L’integrazione attraverso il lavoro, le storie di Lamarana e Burbuque

Lamarana e Burbuque hanno aderito al progetto I-AM che costruisce percorsi di inclusione e autonomia rigenerando le economie locali attraverso il lavoro dei migranti. Esempi di quanto il lavoro sociale oggi giochi un ruolo cruciale.

di Luca Cereda

Lavoro e cittadinanza. È questo il connubio che unisce la storia di Lamarana, che ha 26 anni e viene dalla Guinea e ha fatto parte del progetto comunitario “I-Am – Integrazione, Autonomia, Mobilità”, finanziato dai fondi del Fami, alla città lombarda di Brescia.

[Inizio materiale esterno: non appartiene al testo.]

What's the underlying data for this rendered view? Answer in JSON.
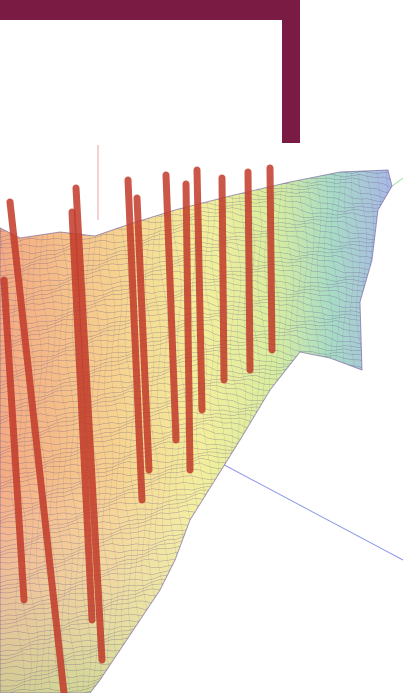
{
  "colors": {
    "frame": "#7a1b43",
    "background": "#ffffff",
    "wells": "#c23a2a",
    "mesh_line": "#5b4a8a",
    "surface_gradient": [
      "#f0a67a",
      "#f6d98c",
      "#f2f29a",
      "#b9e4a0",
      "#9fd6d6",
      "#a8b4e8"
    ],
    "axis_x": "#8f98e8",
    "axis_y": "#e8a0a0",
    "axis_z": "#9ee89e"
  },
  "icons": {
    "frame": "decorative-frame",
    "model": "3d-wireframe-surface"
  },
  "scene": {
    "type": "3d-mesh-cross-section",
    "well_count": 12
  }
}
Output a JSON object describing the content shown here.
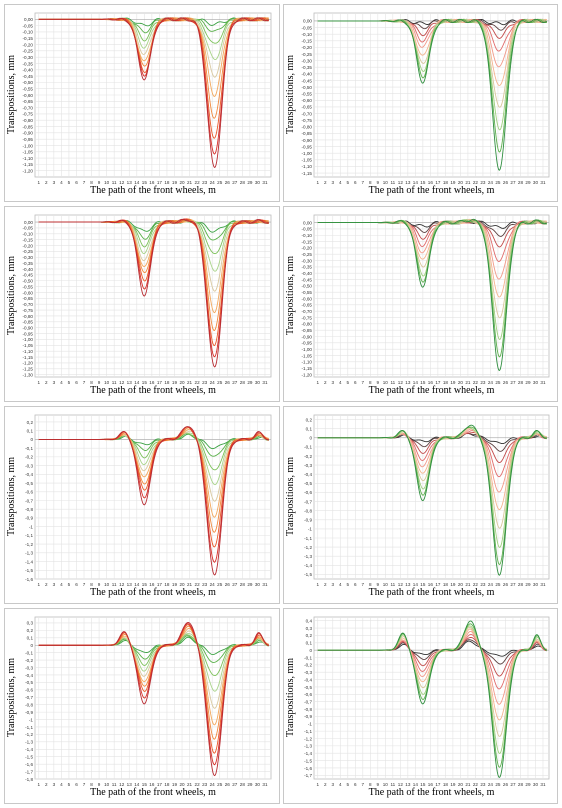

Erano tante le aspettative appena arrivato in Italia, e intenso è stato il percorso che lo ha portato oggi a sentirsi cittadino attivo e parte di una comunità in cui è riuscito a costruire un equilibrio tra ricevere e restituire. Una comunità che crede nelle sue capacità, che lo accompagna a ritrovare una dignità a volte messa in ombra, “schiacciata” tra la paura del futuro e l’incubo di non avere più una terra a cui “affidare” la parola CASA. «Sono arrivato in Italia – racconta Lamarana – senza un progetto di vita, senza una speranza sul futuro. Grazie al progetto Fami- I am ho riacceso il desiderio di rimettere al centro la mia vita, la mia persona». Prima la meta è la Toscana, dove a Siena viene inserito in un progetto di accoglienza poi decide di spostarsi in Lombardia, a Milano dove viene accolto da Welcome Refugee , qui entra in contatto con gli operatori del progetto dello sportello di Brescia.

Lamarana inizia per lui un percorso di vita nuovo, dal sapore di riscatto e speranza. Gli operatori infatti disegnano per lui un progetto di vita i cui assi sono: formazione, lavoro e connessione con il territorio. Dalla costruzione di un cv a come presentarsi ai colloqui, tutto diventa stimolo, tutto diventa rinascita. Riesce a prendersi il patentino per guidare il muletto e anche la patente C. Trova uno stage in una fabbrica locale che adesso si è trasformato in un vero e proprio contratto di lavoro.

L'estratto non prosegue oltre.